New York – The NYC queer community celebrates Bob Kohler’s 80th birthday today. Bob has been an activist on behalf of gay rights, transsexual rights, queer youth and people with HIV/AIDS since those movements were born, beginning more than 40 years ago. In his career as a talent agent, Bob also broke barriers of racism in the theater and music industries.

Born in Queens, NY in 1926, Bob joined the Navy, served in the South Pacific where he “left a kidney behind.” After WWII, he worked in television before launching a talent agency in Hell’s Kitchen. Bob was among the first agents to represent non-famous Black artists and hold classes for Black performers who – since agents would not represent them – lacked audition experience. Although Bob tells stories of theater circles, A-list parties and witnessing celebrities’ darker pre-fame moments, he says “don’t make me out to be some big-shot. I was an independent agent who worked my ass off.”

To his younger friends Bob recounts stories of a queer world in another era: how he and his boyfriend Ed bought a fixer-upper in Amagansett in what became a gay enclave; of the show-biz lesbians who settled nearby Bridgehampton; about their eventual move to Cherry Grove and the Pines in Fire Island and the class wars that defined relations between the two gay settlements. Of the Hamptons days Bob says, “we were gay when it wasn’t cool to be gay, and I like to think that we did make a few openings here and there. We never closeted ourselves.”

On the second night of the Stonewall riots in 1969, Bob and other West Village community members called the first meeting of the Gay Liberation Front, which Bob (and historians) credit with “establishing radicalism in the New York gay community.” He went on to work with direct action and advocacy groups including ACT UP, Sex Panic!, The Neutral Zone, Fed Up Queers, the NYC AIDS Housing Network, Irish Queers, animal rights groups and others.
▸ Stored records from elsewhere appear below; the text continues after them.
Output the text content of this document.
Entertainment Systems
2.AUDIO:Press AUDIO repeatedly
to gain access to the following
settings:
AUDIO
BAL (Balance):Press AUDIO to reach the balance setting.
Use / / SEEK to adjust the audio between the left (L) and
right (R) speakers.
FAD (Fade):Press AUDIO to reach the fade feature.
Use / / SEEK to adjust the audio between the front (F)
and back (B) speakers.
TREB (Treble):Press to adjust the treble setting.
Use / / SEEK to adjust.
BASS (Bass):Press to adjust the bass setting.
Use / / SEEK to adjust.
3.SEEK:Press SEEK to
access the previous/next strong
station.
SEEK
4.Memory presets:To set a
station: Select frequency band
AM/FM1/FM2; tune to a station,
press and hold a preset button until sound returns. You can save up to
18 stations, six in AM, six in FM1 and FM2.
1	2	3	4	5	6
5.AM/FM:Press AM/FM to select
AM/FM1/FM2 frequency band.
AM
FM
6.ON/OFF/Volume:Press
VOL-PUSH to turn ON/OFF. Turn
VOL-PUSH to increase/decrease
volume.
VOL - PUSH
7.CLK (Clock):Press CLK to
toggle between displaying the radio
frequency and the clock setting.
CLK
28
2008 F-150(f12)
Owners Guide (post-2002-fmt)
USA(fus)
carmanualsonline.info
Throughout his work, Bob was a father figure to activists and street kids, including Sylvia Rivera, who herself grew up to be a parent and mentor to queer youth.

In the late 1970s Bob became manager of the Club Baths. He fought the closure of bathhouses as a response to AIDS in the 1980s, arguing that they were controlled environments with condoms, soap and water and information – and that many bathhouses were willing to take on a community organizing role to stop the spread of HIV.

But homophobia and panic prevailed against the bathhouses, so Bob opened The Loft, a retail store with shops on Christopher Street and on Fire Island. He used the wild popularity of the shop to support independent designers like Patricia Field as they started out; and to leverage recognition of the queer community by marketers like Calvin Klein who pulled in enormous amounts of money from queers but failed, at times, to stand up for them.

In 1999 Bob helped form Fed Up Queers, a direct action cell that challenged the rise of right-wing gays groups, discriminatory AIDS policies and Mayor Giuliani’s targeting of queers, people with HIV/AIDS, people on welfare, low-income people and people of color, among other issues. In 2001, when the City of New York began illegally denying emergency housing to homeless people with AIDS, Bob became the core volunteer in an activist operation to pressure the city. Bob, who was 75 at the time, stood outside the housing agency for hours each day for a year, supporting PWAs and calling on politicians and news media. His work formed the basis of a lawsuit that forced the City into compliance with housing assistance laws hard-won by AIDS activists in the 1990s.

Most recently, Bob has mentored the queer youth of FIERCE! in their struggles against displacement, police harassment and attacks by residents of the gentrified, increasingly heterosexual West Village.

Thanks for everything and happy birthday, Bob!